Gr8 vid mate. I seen vid where a guy used white glue and aluminium foil cheers Graham
Cool, thanks. I have seen that done. I have glue that is meant for that.
@@TheMuscleCarModeler so there is glue for it, giy just used wood glue. I new to ur channel. I saw one of ur vids of moulding small parts. I seen another vid where u were cleaning paint off a body and u said u knew it m are from resin. Do u make mould for the whole body and if so do u have video about doing it , cheers Graham
I have done a few whole body molds but not in a long time and that was before I started this channel.
Did you round the tooth pic tip to remove the sharp point?
Thanks
No, Just use light pressure to push the foil in. It can tear the foil and sometimes when that happens I just start over with a new piece.

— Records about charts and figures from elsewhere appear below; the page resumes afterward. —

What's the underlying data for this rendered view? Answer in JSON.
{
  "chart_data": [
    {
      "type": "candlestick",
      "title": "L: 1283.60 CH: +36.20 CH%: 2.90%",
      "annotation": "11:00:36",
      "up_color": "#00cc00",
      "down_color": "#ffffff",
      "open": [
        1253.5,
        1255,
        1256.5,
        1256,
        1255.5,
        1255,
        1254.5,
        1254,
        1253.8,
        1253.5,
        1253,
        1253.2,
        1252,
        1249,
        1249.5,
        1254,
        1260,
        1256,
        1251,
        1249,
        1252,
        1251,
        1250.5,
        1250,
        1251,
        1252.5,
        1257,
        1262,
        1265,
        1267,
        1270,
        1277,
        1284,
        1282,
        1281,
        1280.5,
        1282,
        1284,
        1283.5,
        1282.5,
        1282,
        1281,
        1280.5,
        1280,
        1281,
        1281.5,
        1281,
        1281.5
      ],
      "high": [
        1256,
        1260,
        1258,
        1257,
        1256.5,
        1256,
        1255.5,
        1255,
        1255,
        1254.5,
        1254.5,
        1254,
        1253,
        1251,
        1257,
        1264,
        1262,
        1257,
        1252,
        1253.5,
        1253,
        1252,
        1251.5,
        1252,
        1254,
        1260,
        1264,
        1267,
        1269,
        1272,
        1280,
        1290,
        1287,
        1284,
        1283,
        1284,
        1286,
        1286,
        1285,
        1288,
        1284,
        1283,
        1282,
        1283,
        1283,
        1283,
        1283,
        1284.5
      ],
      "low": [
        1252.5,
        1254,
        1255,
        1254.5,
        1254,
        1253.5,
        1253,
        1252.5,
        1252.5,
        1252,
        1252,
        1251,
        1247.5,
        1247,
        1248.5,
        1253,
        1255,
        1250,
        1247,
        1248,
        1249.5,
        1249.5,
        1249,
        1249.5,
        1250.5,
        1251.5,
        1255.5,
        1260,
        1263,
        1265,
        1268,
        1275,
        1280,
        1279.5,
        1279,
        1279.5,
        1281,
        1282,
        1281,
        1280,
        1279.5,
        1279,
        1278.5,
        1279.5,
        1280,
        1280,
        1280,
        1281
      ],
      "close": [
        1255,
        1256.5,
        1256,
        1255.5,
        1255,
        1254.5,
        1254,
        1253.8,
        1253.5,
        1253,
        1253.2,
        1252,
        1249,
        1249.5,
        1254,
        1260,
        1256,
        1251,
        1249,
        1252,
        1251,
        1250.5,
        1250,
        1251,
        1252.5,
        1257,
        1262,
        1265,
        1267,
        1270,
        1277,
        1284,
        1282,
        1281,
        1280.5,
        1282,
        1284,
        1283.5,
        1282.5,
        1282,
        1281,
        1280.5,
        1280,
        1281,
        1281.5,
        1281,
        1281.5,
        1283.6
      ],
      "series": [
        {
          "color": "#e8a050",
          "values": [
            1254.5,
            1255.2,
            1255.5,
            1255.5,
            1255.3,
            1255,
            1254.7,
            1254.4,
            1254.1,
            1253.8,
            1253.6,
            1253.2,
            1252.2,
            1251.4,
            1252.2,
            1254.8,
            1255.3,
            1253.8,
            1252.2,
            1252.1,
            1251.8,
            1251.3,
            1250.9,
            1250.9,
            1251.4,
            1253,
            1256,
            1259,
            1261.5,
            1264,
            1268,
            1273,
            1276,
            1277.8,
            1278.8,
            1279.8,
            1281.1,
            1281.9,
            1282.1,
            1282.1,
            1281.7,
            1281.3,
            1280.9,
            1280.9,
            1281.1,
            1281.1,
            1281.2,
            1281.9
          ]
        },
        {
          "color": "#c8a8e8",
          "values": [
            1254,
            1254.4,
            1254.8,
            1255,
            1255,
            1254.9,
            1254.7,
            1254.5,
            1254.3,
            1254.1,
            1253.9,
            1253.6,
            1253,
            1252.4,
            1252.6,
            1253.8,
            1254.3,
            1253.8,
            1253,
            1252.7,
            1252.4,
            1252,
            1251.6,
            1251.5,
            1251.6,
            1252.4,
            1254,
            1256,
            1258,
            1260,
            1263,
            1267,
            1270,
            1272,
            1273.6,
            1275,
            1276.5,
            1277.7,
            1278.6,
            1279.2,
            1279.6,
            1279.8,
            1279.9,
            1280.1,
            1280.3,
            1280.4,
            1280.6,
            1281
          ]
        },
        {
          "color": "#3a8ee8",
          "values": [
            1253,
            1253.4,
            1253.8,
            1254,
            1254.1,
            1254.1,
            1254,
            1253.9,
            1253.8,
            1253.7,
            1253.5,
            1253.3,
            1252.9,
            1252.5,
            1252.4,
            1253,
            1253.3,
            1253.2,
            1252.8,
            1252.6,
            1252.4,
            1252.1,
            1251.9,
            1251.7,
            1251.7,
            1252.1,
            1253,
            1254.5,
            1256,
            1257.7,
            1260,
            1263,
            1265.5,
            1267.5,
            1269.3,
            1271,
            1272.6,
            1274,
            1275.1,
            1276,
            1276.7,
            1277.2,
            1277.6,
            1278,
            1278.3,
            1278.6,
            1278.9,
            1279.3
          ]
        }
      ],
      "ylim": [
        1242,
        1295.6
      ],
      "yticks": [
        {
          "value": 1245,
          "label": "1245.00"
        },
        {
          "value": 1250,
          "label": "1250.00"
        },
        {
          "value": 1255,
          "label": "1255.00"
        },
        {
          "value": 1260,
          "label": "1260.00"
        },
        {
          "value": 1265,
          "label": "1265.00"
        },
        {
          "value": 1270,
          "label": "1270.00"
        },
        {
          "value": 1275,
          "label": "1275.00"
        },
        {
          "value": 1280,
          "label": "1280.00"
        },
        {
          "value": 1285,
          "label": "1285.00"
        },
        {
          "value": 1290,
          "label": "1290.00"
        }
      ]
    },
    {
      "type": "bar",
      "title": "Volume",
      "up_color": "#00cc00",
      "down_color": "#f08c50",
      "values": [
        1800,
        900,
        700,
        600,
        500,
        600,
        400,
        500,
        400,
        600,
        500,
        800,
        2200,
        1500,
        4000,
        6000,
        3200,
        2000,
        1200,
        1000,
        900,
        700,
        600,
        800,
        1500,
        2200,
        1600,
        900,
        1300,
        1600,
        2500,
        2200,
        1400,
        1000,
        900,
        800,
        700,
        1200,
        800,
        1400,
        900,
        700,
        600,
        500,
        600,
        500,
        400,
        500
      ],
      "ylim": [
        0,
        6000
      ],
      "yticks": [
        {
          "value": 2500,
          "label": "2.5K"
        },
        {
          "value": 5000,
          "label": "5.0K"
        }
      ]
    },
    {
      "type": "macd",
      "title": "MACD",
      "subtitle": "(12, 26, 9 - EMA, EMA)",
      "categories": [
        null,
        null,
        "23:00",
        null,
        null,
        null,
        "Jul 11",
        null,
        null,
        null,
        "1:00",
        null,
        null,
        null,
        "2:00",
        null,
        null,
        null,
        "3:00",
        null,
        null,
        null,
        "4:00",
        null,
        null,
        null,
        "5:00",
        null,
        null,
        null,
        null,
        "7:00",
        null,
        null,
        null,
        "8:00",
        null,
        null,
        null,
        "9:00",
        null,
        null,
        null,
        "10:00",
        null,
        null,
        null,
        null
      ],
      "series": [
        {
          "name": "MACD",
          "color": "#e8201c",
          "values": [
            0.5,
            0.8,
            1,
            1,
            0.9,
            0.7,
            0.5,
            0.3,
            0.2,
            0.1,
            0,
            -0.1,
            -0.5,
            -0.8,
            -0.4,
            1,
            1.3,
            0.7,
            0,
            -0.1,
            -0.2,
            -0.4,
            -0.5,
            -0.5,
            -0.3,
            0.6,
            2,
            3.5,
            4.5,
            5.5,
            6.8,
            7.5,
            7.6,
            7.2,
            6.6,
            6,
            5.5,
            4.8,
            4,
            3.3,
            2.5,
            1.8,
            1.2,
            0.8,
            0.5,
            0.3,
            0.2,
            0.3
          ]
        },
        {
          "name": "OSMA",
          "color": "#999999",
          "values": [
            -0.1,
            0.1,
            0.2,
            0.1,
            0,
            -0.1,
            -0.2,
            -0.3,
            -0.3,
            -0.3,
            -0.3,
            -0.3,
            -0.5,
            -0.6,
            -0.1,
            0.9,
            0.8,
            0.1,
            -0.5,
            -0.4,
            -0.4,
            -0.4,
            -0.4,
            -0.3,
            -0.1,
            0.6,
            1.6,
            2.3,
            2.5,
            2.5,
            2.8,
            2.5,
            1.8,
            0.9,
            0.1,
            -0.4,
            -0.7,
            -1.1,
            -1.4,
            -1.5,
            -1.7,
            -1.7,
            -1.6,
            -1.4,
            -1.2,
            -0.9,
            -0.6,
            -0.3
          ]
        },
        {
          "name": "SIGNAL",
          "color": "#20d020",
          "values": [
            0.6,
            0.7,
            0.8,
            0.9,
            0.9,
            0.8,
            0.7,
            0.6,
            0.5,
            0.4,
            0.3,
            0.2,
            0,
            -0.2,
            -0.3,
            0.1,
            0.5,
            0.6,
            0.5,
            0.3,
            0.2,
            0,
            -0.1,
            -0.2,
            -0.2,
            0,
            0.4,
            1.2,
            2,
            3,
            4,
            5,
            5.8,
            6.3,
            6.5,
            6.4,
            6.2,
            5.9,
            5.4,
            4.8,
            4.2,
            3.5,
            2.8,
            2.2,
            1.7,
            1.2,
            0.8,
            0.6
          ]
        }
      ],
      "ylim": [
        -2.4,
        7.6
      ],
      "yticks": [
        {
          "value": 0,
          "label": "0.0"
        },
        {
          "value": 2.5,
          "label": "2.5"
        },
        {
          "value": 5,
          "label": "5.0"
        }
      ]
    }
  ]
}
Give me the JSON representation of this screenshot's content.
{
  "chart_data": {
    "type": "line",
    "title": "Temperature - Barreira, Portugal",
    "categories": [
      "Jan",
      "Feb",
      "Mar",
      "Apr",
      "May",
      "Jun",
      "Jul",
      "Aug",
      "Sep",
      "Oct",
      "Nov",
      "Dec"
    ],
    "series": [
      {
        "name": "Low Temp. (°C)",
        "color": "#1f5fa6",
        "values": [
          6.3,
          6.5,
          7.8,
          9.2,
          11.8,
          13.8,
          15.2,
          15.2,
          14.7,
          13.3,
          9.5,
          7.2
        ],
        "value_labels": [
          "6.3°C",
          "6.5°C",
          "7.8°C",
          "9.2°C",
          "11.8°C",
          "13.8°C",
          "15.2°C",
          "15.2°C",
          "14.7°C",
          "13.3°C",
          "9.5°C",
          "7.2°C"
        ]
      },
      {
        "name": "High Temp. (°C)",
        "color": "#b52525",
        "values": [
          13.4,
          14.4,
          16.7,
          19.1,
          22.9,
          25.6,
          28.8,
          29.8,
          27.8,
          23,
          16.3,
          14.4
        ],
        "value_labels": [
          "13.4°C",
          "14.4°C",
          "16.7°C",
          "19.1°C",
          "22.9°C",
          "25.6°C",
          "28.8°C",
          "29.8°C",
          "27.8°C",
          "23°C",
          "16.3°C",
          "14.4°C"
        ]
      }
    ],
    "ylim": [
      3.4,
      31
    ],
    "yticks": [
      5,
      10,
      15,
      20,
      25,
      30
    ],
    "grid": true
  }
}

Just curious do you trim the excess foil off on the inside of the car after folding over the foil?
I do a little. I let some overlap and don't trim to the edge, but I do trim the excess.
How would you do fine script, letters and badges?
I usually just trim them as close as I can with the exacto knife.
What about the lines? I see others doing it in a big section which looks more difficult. How do you get rid of overlapping lines?
I can't but do my best to minimize them. Around the windows I put them in the corners like most real cars do. Then burnish them down some.
I'm a beginner on all of this, so should I paint the car first then put the foil on it and then apply the clear coat on it?
You can do it that way or after clear. There is no correct way on that.
How do you take off the residue of the foil glue?
I use a Q Tip to remove the extra glue.
Hi there! I have a question: it's better apply the foil before or after the clear coat (gloss varnish)?
No true answer to that question. You can do it either way. I like to foil after clear but you may have to polish it up years later as it will dull. You can install before clear but now you need to make sure all the glue residue is removed and sometimes the foil is polished up and the clear will fish eye on it.
Sometimes clearing over the foil will make it look like regular chrome paint!
Is there any possible way to foil body badges?
Yes. I have done it a few times and a few different ways.
@@TheMuscleCarModelerI'm lost.Dry brushing doesn't work for me at all then I tried bare metal foil under the paint it got real messy.
It takes some practice. I messed up a few before I started to get it. I have not had much luck dry brushing emblems.
Do you clear coat over it ?
I prefer not to but I have.
@@TheMuscleCarModeler OK thanks..great learning video.I'm about to order some.
Also it looks like you don't have as much waste
The way I do it, you will have more seams but less waste.
In the 40 years I have used BMF, They recently changed it! It has a thick plastic coating which makes it thicker and harder to use. It also pulls (Shrinks) When pushed around tight corners! It kills new Exacto blades in about 5 cuts. The new improved Chrome is now crap...Ultra Bright Chrome is even crappier! I used to do awesome work with the old thinner product. Now it is Garbage!
I'm having a lot more problems with the last two sheets that I have bought.
@@TheMuscleCarModeler You nee to write BMF and tell them…. I did!
See if the cheap .99 cent store stuff works for you
Video is very explanatory but your hand was in the way a lot. :(
It is hard to film this stuff sometimes.